STILLWATER (AP) — In Oklahoma State's season opener against Savannah State, the Cowboys scored 84 points.
That meant 84 pushups for Army Sgt. Issac Grunewald.
As 60,000 people looked on, Grunewald, the primary military instructor for the university's ROTC program, climbed onto a wooden board and ripped off 84 pushups, one for each point that the Cowboys had scored, continuing a tradition of the ROTC pushup board that began in 1997.
Grunewald wasn't the only one to knock out a whopping number of pushups that day. Cadet Kevin Black, an 18-year-old from Bartlesville, did 77 pushups about a half hour earlier.
"It's a big adrenaline rush," said Black. "Normally, you might hesitate and get tired when you do that many, but at the game you just keep going.

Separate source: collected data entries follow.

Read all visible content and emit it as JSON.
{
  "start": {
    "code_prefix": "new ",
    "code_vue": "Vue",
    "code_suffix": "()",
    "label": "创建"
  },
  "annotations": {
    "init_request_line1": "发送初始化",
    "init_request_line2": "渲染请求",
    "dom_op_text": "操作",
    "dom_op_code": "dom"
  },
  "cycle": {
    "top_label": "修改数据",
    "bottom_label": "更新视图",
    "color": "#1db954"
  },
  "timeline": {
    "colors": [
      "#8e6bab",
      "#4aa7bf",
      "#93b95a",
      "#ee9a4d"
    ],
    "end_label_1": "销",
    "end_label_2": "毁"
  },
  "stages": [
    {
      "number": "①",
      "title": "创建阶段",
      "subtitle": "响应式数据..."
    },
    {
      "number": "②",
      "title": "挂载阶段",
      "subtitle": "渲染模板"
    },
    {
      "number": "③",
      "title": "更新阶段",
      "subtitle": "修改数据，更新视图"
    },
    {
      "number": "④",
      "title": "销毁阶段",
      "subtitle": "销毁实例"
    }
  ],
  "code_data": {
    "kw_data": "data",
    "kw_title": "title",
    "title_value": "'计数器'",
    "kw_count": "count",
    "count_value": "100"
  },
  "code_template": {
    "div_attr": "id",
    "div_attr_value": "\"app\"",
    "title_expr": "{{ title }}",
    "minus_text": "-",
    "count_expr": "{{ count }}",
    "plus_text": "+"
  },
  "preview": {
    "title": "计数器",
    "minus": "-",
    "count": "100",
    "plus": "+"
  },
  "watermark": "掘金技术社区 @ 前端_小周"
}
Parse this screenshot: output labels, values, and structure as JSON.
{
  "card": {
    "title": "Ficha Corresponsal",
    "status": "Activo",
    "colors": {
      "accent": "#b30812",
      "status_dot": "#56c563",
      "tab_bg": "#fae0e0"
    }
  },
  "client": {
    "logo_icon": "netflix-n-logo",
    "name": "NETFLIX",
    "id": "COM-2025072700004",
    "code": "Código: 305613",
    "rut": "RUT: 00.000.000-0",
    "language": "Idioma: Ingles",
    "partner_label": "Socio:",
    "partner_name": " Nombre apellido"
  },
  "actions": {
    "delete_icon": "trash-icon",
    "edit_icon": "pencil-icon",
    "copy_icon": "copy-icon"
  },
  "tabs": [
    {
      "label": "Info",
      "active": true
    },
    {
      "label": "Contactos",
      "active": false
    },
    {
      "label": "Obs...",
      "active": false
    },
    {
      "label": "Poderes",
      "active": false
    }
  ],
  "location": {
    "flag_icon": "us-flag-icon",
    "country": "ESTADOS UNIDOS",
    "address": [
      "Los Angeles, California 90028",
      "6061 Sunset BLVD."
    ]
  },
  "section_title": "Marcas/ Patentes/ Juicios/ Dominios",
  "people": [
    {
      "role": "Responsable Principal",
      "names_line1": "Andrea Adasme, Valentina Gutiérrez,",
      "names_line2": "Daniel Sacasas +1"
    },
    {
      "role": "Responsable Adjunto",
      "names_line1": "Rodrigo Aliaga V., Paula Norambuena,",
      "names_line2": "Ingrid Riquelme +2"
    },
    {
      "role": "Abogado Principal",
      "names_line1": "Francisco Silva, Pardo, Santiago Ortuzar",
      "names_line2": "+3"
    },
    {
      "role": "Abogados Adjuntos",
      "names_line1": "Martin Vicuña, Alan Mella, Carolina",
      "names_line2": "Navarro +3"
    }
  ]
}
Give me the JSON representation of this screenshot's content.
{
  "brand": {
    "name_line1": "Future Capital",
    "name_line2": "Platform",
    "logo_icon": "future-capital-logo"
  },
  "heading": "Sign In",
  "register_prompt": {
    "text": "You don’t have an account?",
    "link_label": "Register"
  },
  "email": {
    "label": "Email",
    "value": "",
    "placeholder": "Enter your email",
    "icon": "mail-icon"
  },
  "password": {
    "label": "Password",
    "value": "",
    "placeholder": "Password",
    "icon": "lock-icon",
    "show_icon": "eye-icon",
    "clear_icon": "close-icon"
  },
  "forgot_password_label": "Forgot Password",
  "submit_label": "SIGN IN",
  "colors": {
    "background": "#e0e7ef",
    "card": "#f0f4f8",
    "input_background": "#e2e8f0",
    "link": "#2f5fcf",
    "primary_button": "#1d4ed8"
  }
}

When I did my 77, I felt like I could keep going for a while."
Cadets sign up to be a member of the 11-person pushup board team, and have tryouts each Thursday prior to the game to see how many pushups they can do.
"Then we just line them up in order on who can do the most pushups, the least pushups," Grunewald said. "And obviously, the cadets who can do the most pushups, we save them for later in the game. Anybody in the (ROTC) program can be on the team as long as they can do pushups."
The team also includes an officer in charge who counts the pushups and makes sure that the pushup team does not interfere with the game.
When the Cowboys score, and after Bullet runs off the field, the pushup board team goes on the field and begins to perform. The officer in charge will lead the team off the field when the game resumes, even while the cadet is finishing the pushups.
"I don't know that we benefit the football program. They let us do it," said Grunewald. "But I know the fans enjoy it. The students in the corner count out the pushups and pound their paddles on the wall. It builds a camaraderie with them and us."
The pushup board team includes young women as well. And yes, they do regular pushups.
"There is no difference for the females," said Cadet Kelsea Schultz, a senior from Pond Creek who operates as officer in charge.
"There is no discrimination," said Grunewald. "It doesn't matter if you are male or female. It's based on how many pushups you can do."
Grunewald said that a woman is on the team each week and usually gets a chance to get on the board for pushups.
Cadet Emily Bonner has been on the board several times.
"My first time, it was my freshman year, the first game, I saw myself on the big jumbotron," she recalled. "So I was looking at myself doing pushups the whole time. It's amazing. You feel like you are the center of attention. ... The board moves around a lot. It's tiring up there because the board isn't level and it moves. And we do the pushups like the guys, no girl pushups. I think it's good they get the females up on the board. It shows women that, hey, we can do this too, not just the guys. And hopefully, seeing us, maybe that would inspire someone to want to be in the program."
Grunewald said there are approximately 95 students in the ROTC program at OSU, and 85 percent of them sign up to be members of the pushup board team at least once.
"It's fun. I'm not even a big football fan, but I like to do pushups," Black said. "It's something I can tell my kids about later on in life, that I was on the pushup board."